This chapter suggests ways to optimize distributed SQL statements and improve the performance of distributed queries.
This chapter includes the following sections:
Note:For information about general data transfer performance, see Section 4.2, "Optimizing Data Transfers Using Bulk Fetch" and Section 4.3, "Optimizing Data Loads Using Parallel Load"
When a SQL statement accesses data from non-Oracle systems, it is said to be a heterogeneous distributed SQL statement. To optimize heterogeneous distributed SQL statements, follow the same guidelines as for optimizing distributed SQL statements that access Oracle databases only. However, you must consider that the non-Oracle system usually does not support all the functions and operators that Oracle supports.
The Oracle Database Gateways tell Oracle (at connect time) which functions and operators they support. If the non-Oracle data source does not support a function or operator, then Oracle performs that function or operator. In this case, Oracle obtains the data from the other data source and applies the function or operator locally. This affects the way in which the SQL statements are decomposed and can affect performance, especially if Oracle is not on the same computer as the other data source. However, performance can be improved if you use the bulk fetch and bulk load features.
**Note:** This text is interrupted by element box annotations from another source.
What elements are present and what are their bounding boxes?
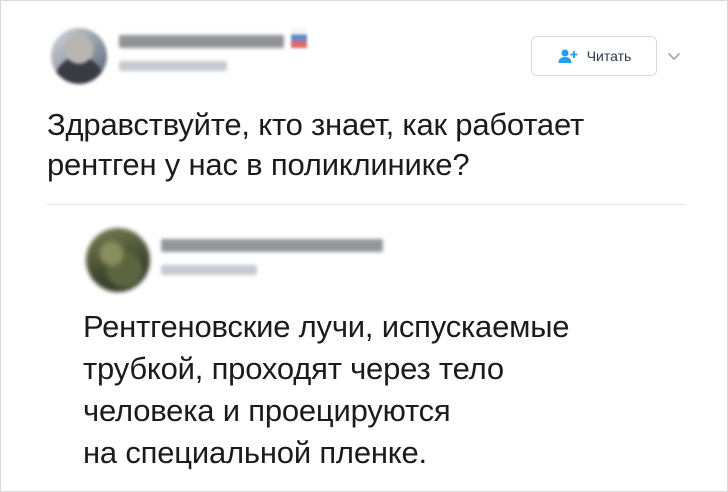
follow-button-label: Читать xyxy=(586,48,632,64)
reply-text-line: трубкой, проходят через тело xyxy=(83,351,504,386)
tweet-text: Здравствуйте, кто знает, как работает ре… xyxy=(47,105,697,185)
author-handle-blurred[interactable] xyxy=(119,61,227,71)
reply-text-line: Рентгеновские лучи, испускаемые xyxy=(83,309,570,344)
follow-button[interactable]: Читать xyxy=(531,36,657,76)
flag-icon xyxy=(291,28,307,48)
tweet-card: Читать Здравствуйте, кто знает, как рабо… xyxy=(0,0,728,492)
author-name-blurred[interactable] xyxy=(119,35,284,48)
tweet-text-line: Здравствуйте, кто знает, как работает xyxy=(47,107,584,142)
divider xyxy=(47,204,685,205)
chevron-down-icon[interactable] xyxy=(667,49,681,60)
reply-author-avatar[interactable] xyxy=(86,228,150,292)
tweet-text-line: рентген у нас в поликлинике? xyxy=(47,147,470,182)
reply-text-line: человека и проецируются xyxy=(83,393,451,428)
add-user-icon xyxy=(557,48,579,64)
reply-author-handle-blurred[interactable] xyxy=(161,265,257,275)
reply-author-name-blurred[interactable] xyxy=(161,239,383,252)
author-avatar[interactable] xyxy=(51,28,107,84)
reply-text: Рентгеновские лучи, испускаемые трубкой,… xyxy=(83,306,703,474)
reply-text-line: на специальной пленке. xyxy=(83,435,427,470)
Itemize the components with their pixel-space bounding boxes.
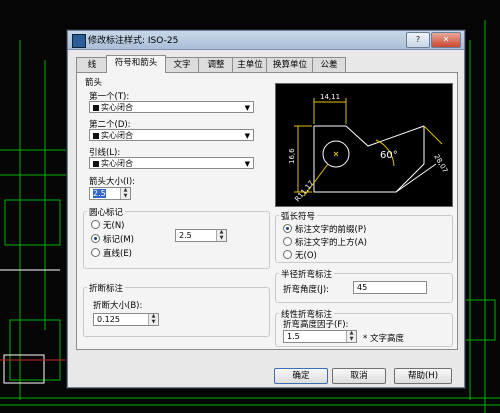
style-preview: 14,11 16,6 28,07 60° R11,17 bbox=[275, 83, 453, 207]
arc-above-radio[interactable]: 标注文字的上方(A) bbox=[283, 236, 367, 248]
chevron-down-icon: ▼ bbox=[244, 132, 250, 140]
leader-arrow-value: 实心闭合 bbox=[101, 159, 133, 168]
radio-icon bbox=[91, 248, 100, 257]
break-size-value: 0.125 bbox=[97, 315, 120, 324]
jog-height-value: 1.5 bbox=[287, 332, 300, 341]
arc-none-label: 无(O) bbox=[295, 251, 317, 261]
spin-updown-icon[interactable]: ▲ ▼ bbox=[346, 330, 356, 342]
chevron-down-icon: ▼ bbox=[244, 104, 250, 112]
arc-prefix-radio[interactable]: 标注文字的前缀(P) bbox=[283, 223, 366, 235]
radius-jog-heading: 半径折弯标注 bbox=[279, 268, 335, 280]
radio-icon bbox=[91, 220, 100, 229]
chevron-down-icon: ▼ bbox=[244, 160, 250, 168]
tab-alternate-units[interactable]: 换算单位 bbox=[266, 57, 314, 72]
radio-icon bbox=[283, 250, 292, 259]
arrow-size-label: 箭头大小(I): bbox=[89, 177, 136, 187]
arc-none-radio[interactable]: 无(O) bbox=[283, 249, 317, 261]
help-button[interactable]: 帮助(H) bbox=[394, 368, 452, 384]
preview-dim-left: 16,6 bbox=[288, 148, 296, 164]
app-icon bbox=[72, 34, 86, 48]
center-none-radio[interactable]: 无(N) bbox=[91, 219, 125, 231]
spin-updown-icon[interactable]: ▲ ▼ bbox=[148, 313, 158, 325]
center-line-radio[interactable]: 直线(E) bbox=[91, 247, 132, 259]
arrow-swatch-icon bbox=[93, 104, 99, 111]
center-line-label: 直线(E) bbox=[103, 249, 133, 259]
tab-symbols-arrows[interactable]: 符号和箭头 bbox=[106, 55, 166, 73]
symbols-arrows-panel: 箭头 第一个(T): 实心闭合 ▼ 第二个(D): 实心闭合 ▼ 引线(L): 实心… bbox=[76, 72, 458, 350]
spin-updown-icon[interactable]: ▲ ▼ bbox=[120, 187, 130, 199]
radio-selected-icon bbox=[283, 224, 292, 233]
preview-radius: R11,17 bbox=[293, 179, 315, 203]
cancel-button[interactable]: 取消 bbox=[332, 368, 386, 384]
radio-selected-icon bbox=[91, 234, 100, 243]
preview-angle: 60° bbox=[380, 150, 398, 161]
leader-arrow-select[interactable]: 实心闭合 ▼ bbox=[89, 157, 254, 169]
jog-angle-value: 45 bbox=[357, 283, 368, 292]
break-size-stepper[interactable]: 0.125 ▲ ▼ bbox=[93, 313, 159, 326]
close-button[interactable]: ✕ bbox=[431, 32, 461, 48]
preview-dim-right: 28,07 bbox=[432, 153, 449, 174]
arrow-size-value: 2.5 bbox=[93, 189, 106, 198]
arrow-swatch-icon bbox=[93, 132, 99, 139]
preview-dim-top: 14,11 bbox=[320, 93, 340, 101]
center-mark-label: 标记(M) bbox=[103, 235, 134, 245]
tab-lines[interactable]: 线 bbox=[76, 57, 108, 72]
arrowheads-heading: 箭头 bbox=[85, 78, 103, 88]
tab-fit[interactable]: 调整 bbox=[198, 57, 234, 72]
center-none-label: 无(N) bbox=[103, 221, 125, 231]
arc-length-heading: 弧长符号 bbox=[279, 210, 318, 222]
tab-tolerances[interactable]: 公差 bbox=[312, 57, 346, 72]
dimension-break-group bbox=[83, 287, 270, 337]
dimension-style-dialog: 修改标注样式: ISO-25 ? ✕ 线 符号和箭头 文字 调整 主单位 换算单… bbox=[67, 30, 465, 388]
break-size-label: 折断大小(B): bbox=[93, 301, 143, 311]
second-arrow-select[interactable]: 实心闭合 ▼ bbox=[89, 129, 254, 141]
ok-button[interactable]: 确定 bbox=[274, 368, 328, 384]
arrow-size-stepper[interactable]: 2.5 ▲ ▼ bbox=[89, 187, 131, 200]
second-arrow-value: 实心闭合 bbox=[101, 131, 133, 140]
center-mark-radio[interactable]: 标记(M) bbox=[91, 233, 134, 245]
jog-height-label: 折弯高度因子(F): bbox=[283, 320, 349, 330]
spin-updown-icon[interactable]: ▲ ▼ bbox=[216, 229, 226, 241]
center-marks-heading: 圆心标记 bbox=[87, 206, 126, 218]
jog-height-stepper[interactable]: 1.5 ▲ ▼ bbox=[283, 330, 357, 343]
radio-icon bbox=[283, 237, 292, 246]
jog-angle-input[interactable]: 45 bbox=[353, 281, 427, 294]
arc-above-label: 标注文字的上方(A) bbox=[295, 238, 367, 248]
arc-prefix-label: 标注文字的前缀(P) bbox=[295, 225, 367, 235]
tab-primary-units[interactable]: 主单位 bbox=[232, 57, 268, 72]
first-arrow-select[interactable]: 实心闭合 ▼ bbox=[89, 101, 254, 113]
tab-text[interactable]: 文字 bbox=[164, 57, 200, 72]
title-bar[interactable]: 修改标注样式: ISO-25 ? ✕ bbox=[68, 31, 464, 50]
center-mark-size-stepper[interactable]: 2.5 ▲ ▼ bbox=[175, 229, 227, 242]
dialog-title: 修改标注样式: ISO-25 bbox=[88, 36, 179, 46]
dimension-break-heading: 折断标注 bbox=[87, 282, 126, 294]
center-mark-size-value: 2.5 bbox=[179, 231, 192, 240]
text-height-suffix: * 文字高度 bbox=[363, 334, 404, 344]
jog-angle-label: 折弯角度(J): bbox=[283, 285, 330, 295]
help-title-button[interactable]: ? bbox=[406, 32, 430, 48]
arrow-swatch-icon bbox=[93, 160, 99, 167]
first-arrow-value: 实心闭合 bbox=[101, 103, 133, 112]
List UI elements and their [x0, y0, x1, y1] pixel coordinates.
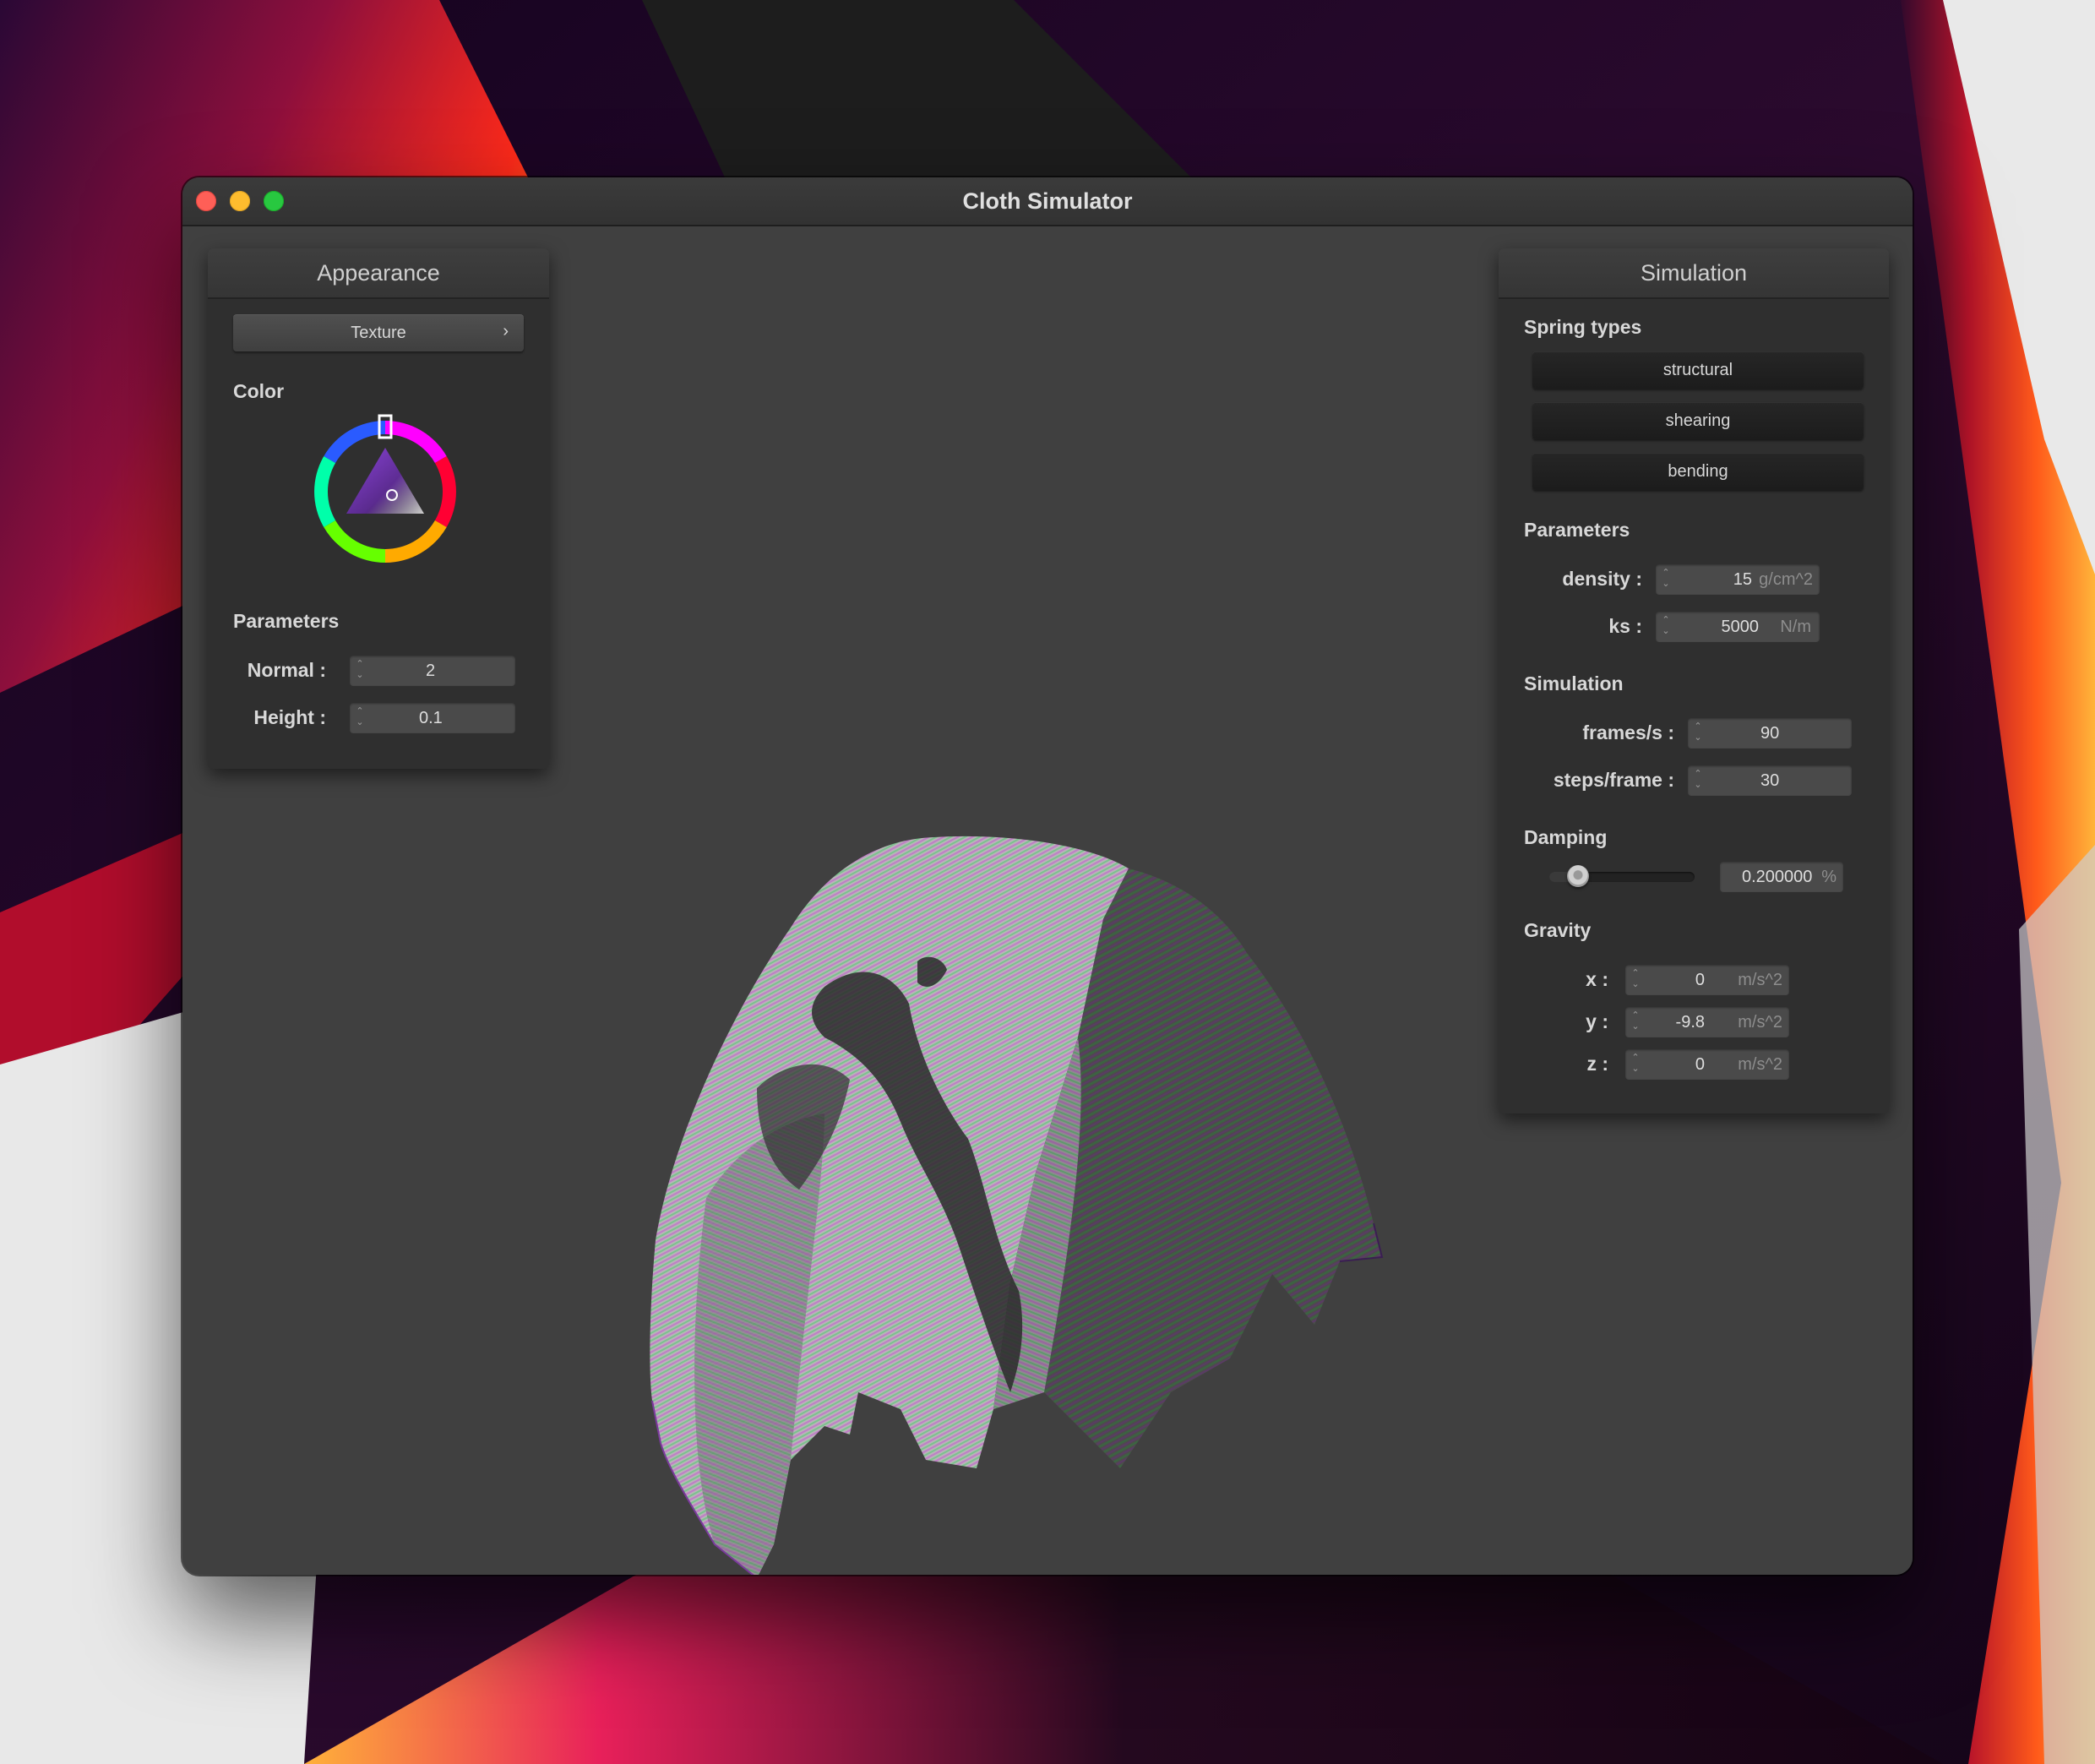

Choose the best SQL statement.
In many cases, there are several SQL statements that can achieve the same result. If all tables are on the same database, then the difference in performance between these SQL statements may be minimal. If the tables are located on different databases, then the difference in performance may be more significant.
Use the query optimizer.
The query optimizer uses indexes on remote tables, considers more execution plans than the rule-based optimizer, and generally gives better results. With the query optimizer, performance of distributed queries is generally satisfactory. Only on rare occasions is it necessary to change SQL statements, create views, or use procedural code.
In some situations, views can be used to improve performance of distributed queries. For example:
Joining several remote tables on the remote database
Sending a different table through the network
Retrieve data from the remote table in parallel
Use procedural code.
On rare occasions, it can be more efficient to replace a distributed query by procedural code, such as a PL/SQL procedure or a precompiler program.